Mar 042013

It is quite a preliminary version of the problem description, i.e. motivation.

Again, any comments are more than welcome 🙂

Problem description

There are many existing distributed systems (DS) which are focused on optimization of the various systems properties, e.g. availability, robustness, consistency. Designing of a distributed data storage and data processing system for real time stock exchange environment is quite challenging and should meet strict SLA requirements. Current general purpose solutions are eager to sacrifice some properties in order to achieve great improvements in the other ones. Moreover, none of them leverages a uniform reliable total order multicast properties [] to supply fault-tolerant and ACID properties for the data operations. (Here a few paragraphs with some basic classification of DSS and their solution focus).

However, despite algorithmic advancements in total order broadcast and the developments of distributed database replication techniques based on it, limited research on applying these algorithms for large-scale data storage and data processing systems exists. (Here are a few sentences about total order algorithms and its application). Limited application in the real-time large-scale systems might be due to the previous scalability issues of the messaging systems, which was limited to the messaging bus capacity.

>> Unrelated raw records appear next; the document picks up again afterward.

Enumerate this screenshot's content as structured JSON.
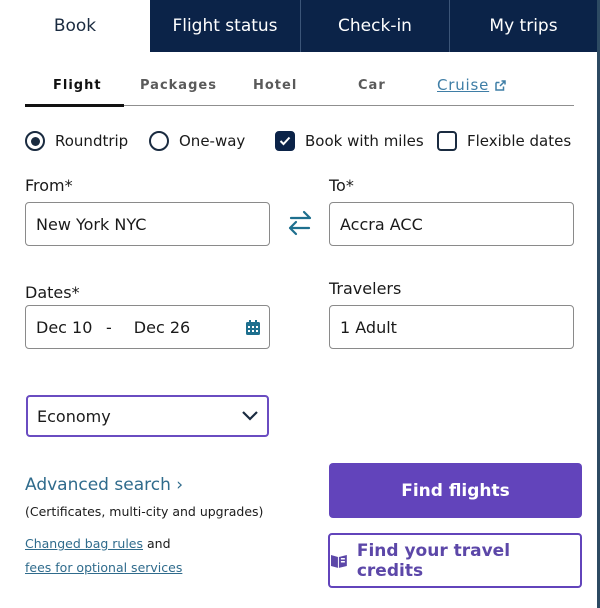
{
  "top_tabs": [
    {
      "label": "Book",
      "active": true
    },
    {
      "label": "Flight status",
      "active": false
    },
    {
      "label": "Check-in",
      "active": false
    },
    {
      "label": "My trips",
      "active": false
    }
  ],
  "sub_tabs": [
    {
      "label": "Flight",
      "active": true
    },
    {
      "label": "Packages",
      "active": false
    },
    {
      "label": "Hotel",
      "active": false
    },
    {
      "label": "Car",
      "active": false
    },
    {
      "label": "Cruise",
      "active": false,
      "external": true
    }
  ],
  "trip_options": {
    "roundtrip": {
      "label": "Roundtrip",
      "selected": true
    },
    "oneway": {
      "label": "One-way",
      "selected": false
    },
    "book_with_miles": {
      "label": "Book with miles",
      "checked": true
    },
    "flexible_dates": {
      "label": "Flexible dates",
      "checked": false
    }
  },
  "from": {
    "label": "From*",
    "value": "New York NYC"
  },
  "to": {
    "label": "To*",
    "value": "Accra ACC"
  },
  "dates": {
    "label": "Dates*",
    "depart": "Dec 10",
    "separator": "-",
    "return": "Dec 26"
  },
  "travelers": {
    "label": "Travelers",
    "value": "1 Adult"
  },
  "cabin": {
    "selected": "Economy"
  },
  "advanced_search": {
    "label": "Advanced search",
    "chevron": "›",
    "subtitle": "(Certificates, multi-city and upgrades)"
  },
  "bag_rules": {
    "link1": "Changed bag rules",
    "connector": " and",
    "link2": "fees for optional services"
  },
  "buttons": {
    "find_flights": "Find flights",
    "travel_credits": "Find your travel credits"
  },
  "colors": {
    "navy": "#0b2348",
    "purple": "#6244bb",
    "link": "#2f6b8c",
    "swap": "#1e6f8e"
  }
}
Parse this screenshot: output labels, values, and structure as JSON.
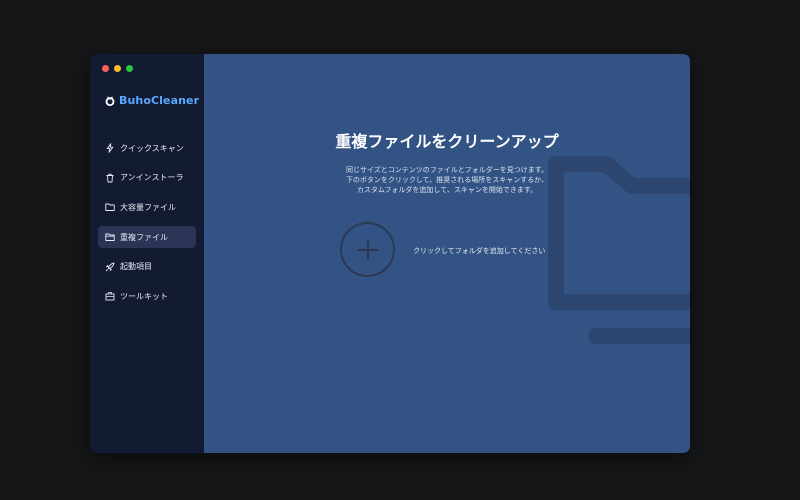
{
  "app": {
    "name": "BuhoCleaner"
  },
  "sidebar": {
    "items": [
      {
        "label": "クイックスキャン",
        "icon": "lightning-icon",
        "active": false
      },
      {
        "label": "アンインストーラ",
        "icon": "trash-icon",
        "active": false
      },
      {
        "label": "大容量ファイル",
        "icon": "folder-icon",
        "active": false
      },
      {
        "label": "重複ファイル",
        "icon": "duplicate-folder-icon",
        "active": true
      },
      {
        "label": "起動項目",
        "icon": "rocket-icon",
        "active": false
      },
      {
        "label": "ツールキット",
        "icon": "toolbox-icon",
        "active": false
      }
    ]
  },
  "main": {
    "title": "重複ファイルをクリーンアップ",
    "description": [
      "同じサイズとコンテンツのファイルとフォルダーを見つけます。",
      "下のボタンをクリックして、推奨される場所をスキャンするか、",
      "カスタムフォルダを追加して、スキャンを開始できます。"
    ],
    "add_folder_hint": "クリックしてフォルダを追加してください"
  },
  "colors": {
    "sidebar_bg": "#131b33",
    "main_bg": "#335384",
    "brand_accent": "#5aa8ff",
    "active_item_bg": "#2a3455"
  }
}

We are proposing a system, based on the NASDAQ OMX low latency uniform reliable totally ordered message bus, which is highly scalable, as the capacity of the message bus exceeds 2 million messages per second, available, and consistent. This messaging abstraction interprets unordered incoming stream of data into an ordered sequence of operation which are backed up by rewinders and therefore message gap-filling mechanism automatically supported and served by them. An ordered stream of data is published on the, so called, “message stream” and is seen by everyone on the stream. Based on this message bus, optimistic delivery can be assumed. In other words, an early indication of the estimated uniform total order is preserved and it is guaranteed to commit eventually all messages in the same order to all subscribed servers.

The main focus of this work is the leverage of reliable total order multicast protocol for building real time, fault-tolerant, ACID and low-latency distributed data store system. The major difficulty is to be able to guarantee fault-tolerance, availability for the system and ACID properties for the data operations. Moreover, supporting system in real time is challenging and maintaining distributed read queries and concurrent updates is no straightforward endeavor. To reach the performance goals, the following approach is applied:

  • Scalability: Adding extra instances on the stream is very easy. Therefore, the only thing that is required is to declare schemas and tables that are served by the data store.
  • Availability: Ability to serve request at any given time is provided for both simple operations and queries. First, capacity of the message bus can handle simple operations without extra tweaks. Second, read queries responses are sent directly to the requester and are served by the fastest data replica.
  • Consistency: As the underlying message passing abstraction produces a uniform reliable totally ordered stream of requests, each instance sees exactly the same sequence of messages. This gives a consistent view by any instance at any request time. Similarly for concurrent updates, totally ordered timestamps per update are used, hence timestamp concurrency control [] is deployed.
  • Fault-Resilience: As absolutely equal stream of requests are received by any of the replica, this way, failure of any instance during simple operations is not important. Failure of the data store during the query serving is handled by the simple snapshot indication message on the message stream. This way the query can be requested again from the fracture place.
  • Read Query Support: In order to increase the availability level, limitation on the query response is set. If the extension of the response is required, the query should be submitted again.